他連續闖了四個紅燈,被路人罵了多次,最終用最快的速度趕到了醫院,也見到了孤零零的白星爾坐在急診室的外面,眉頭緊鎖。

“小爾!”

他大喊了一聲她的名字,向她狂奔過去。

白星爾聽到這熟悉的聲音,先是一楞,然後就立刻起身看向了林蘊初。

林蘊初直接把人給拽進了懷裏,胸膛劇烈的起伏著,擰眉道:“想嚇死我是不是?磕到哪裏了?碰到哪裏了?”

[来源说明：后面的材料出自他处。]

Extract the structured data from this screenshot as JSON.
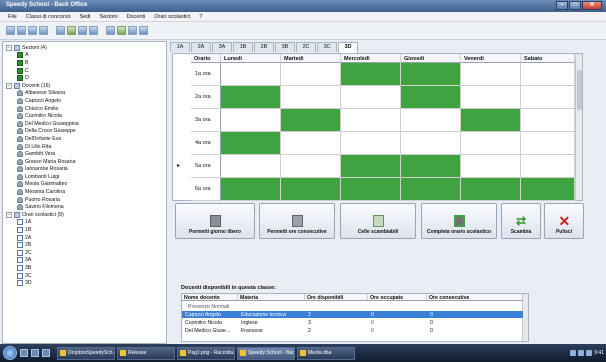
{
  "window": {
    "title": "Speedy School - Back Office"
  },
  "menu": [
    "File",
    "Classi di concorso",
    "Sedi",
    "Sezioni",
    "Docenti",
    "Orari scolastici",
    "?"
  ],
  "toolbar_icons": [
    "new-icon",
    "open-icon",
    "save-icon",
    "print-icon",
    "grid-icon",
    "calendar-icon",
    "users-icon",
    "settings-icon",
    "report-icon",
    "export-icon",
    "import-icon",
    "help-icon"
  ],
  "tree": {
    "sezioni": {
      "label": "Sezioni (4)",
      "items": [
        "A",
        "B",
        "C",
        "D"
      ]
    },
    "docenti": {
      "label": "Docenti (16)",
      "items": [
        "Albanese Silvana",
        "Capozzi Angelo",
        "Chiurco Emilio",
        "Cuomitro Nicola",
        "Del Medico Giuseppina",
        "Della Croce Giuseppe",
        "Dell'Infante Eva",
        "Di Lillo Rita",
        "Gambitt Vera",
        "Grasso Maria Rosaria",
        "Iannarone Rosaria",
        "Lombardi Luigi",
        "Meola Gianmatteo",
        "Messina Carolina",
        "Puorro Rosaria",
        "Savino Filomena"
      ]
    },
    "orari": {
      "label": "Orari scolastici (9)",
      "items": [
        "1A",
        "1B",
        "2A",
        "2B",
        "2C",
        "3A",
        "3B",
        "3C",
        "3D"
      ]
    }
  },
  "tabs": [
    "1A",
    "2A",
    "3A",
    "1B",
    "2B",
    "3B",
    "2C",
    "3C",
    "3D"
  ],
  "active_tab": "3D",
  "schedule": {
    "columns": [
      "Orario",
      "Lunedì",
      "Martedì",
      "Mercoledì",
      "Giovedì",
      "Venerdì",
      "Sabato"
    ],
    "hours": [
      "1a ora",
      "2a ora",
      "3a ora",
      "4a ora",
      "5a ora",
      "6a ora"
    ],
    "current_row_marker": "▸",
    "filled": [
      [
        false,
        false,
        true,
        true,
        false,
        false
      ],
      [
        true,
        false,
        false,
        true,
        false,
        false
      ],
      [
        false,
        true,
        false,
        false,
        true,
        false
      ],
      [
        true,
        false,
        false,
        false,
        false,
        false
      ],
      [
        false,
        false,
        true,
        true,
        false,
        false
      ],
      [
        true,
        true,
        true,
        true,
        true,
        true
      ]
    ],
    "fill_color": "#3fa33f"
  },
  "actions": {
    "permetti_giorno_libero": "Permetti giorno libero",
    "permetti_ore_consecutive": "Permetti ore consecutive",
    "celle_scambiabili": "Celle scambiabili",
    "completa_orario": "Completa orario scolastico",
    "scambia": "Scambia",
    "pulisci": "Pulisci"
  },
  "docenti_panel": {
    "label": "Docenti disponibili in questa classe:",
    "columns": [
      "Nome docente",
      "Materia",
      "Ore disponibili",
      "Ore occupate",
      "Ore consecutive"
    ],
    "group": "Presenze Normali",
    "rows": [
      {
        "name": "Capozzi Angelo",
        "subject": "Educazione tecnica",
        "available": "2",
        "occupied": "0",
        "consecutive": "0",
        "selected": true
      },
      {
        "name": "Cuomitro Nicola",
        "subject": "Inglese",
        "available": "3",
        "occupied": "0",
        "consecutive": "0",
        "selected": false
      },
      {
        "name": "Del Medico Giuse...",
        "subject": "Francese",
        "available": "2",
        "occupied": "0",
        "consecutive": "0",
        "selected": false
      }
    ]
  },
  "taskbar": {
    "tasks": [
      "DropboxSpeedySch...",
      "Release",
      "Pag1.png - Raccolta...",
      "Speedy School - Bac...",
      "Media dba"
    ],
    "active_task_index": 3,
    "clock": "9:41"
  }
}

白星爾也是心有餘悸,把腦袋紮進了他的懷裏,說:“真的很危險!要不是司機師傅在關鍵時候推了我一把,我一定會被撞飛!”

林蘊初調節著自己急促的呼吸,沈默了片刻,問:“老劉怎麽樣?你說他傷到了手臂,現在還沒從急診室裏出來?”

“沒有。”白星爾推開了林蘊初,“他的手臂不只是擦傷,可能也骨折了。”

林蘊初點點頭,心想沒出人命就是萬幸。

他將白星爾拉到走廊稍微安靜的一處,問她:“這到底是怎麽回事?你不是去面試嗎?”

白星爾對這件事不敢有任何隱瞞,把事情的來龍去脈,原原本本的告訴了林蘊初。

他聽了她的敘述,眉頭時而緊蹙,時而舒展,來來回回好幾次,最終變成了一臉冰霜。

“你說,會不會有可能也是我疑神疑鬼了?”白星爾心存僥幸,“畢竟一切也都只是我的感覺,沒有確鑿的證據。”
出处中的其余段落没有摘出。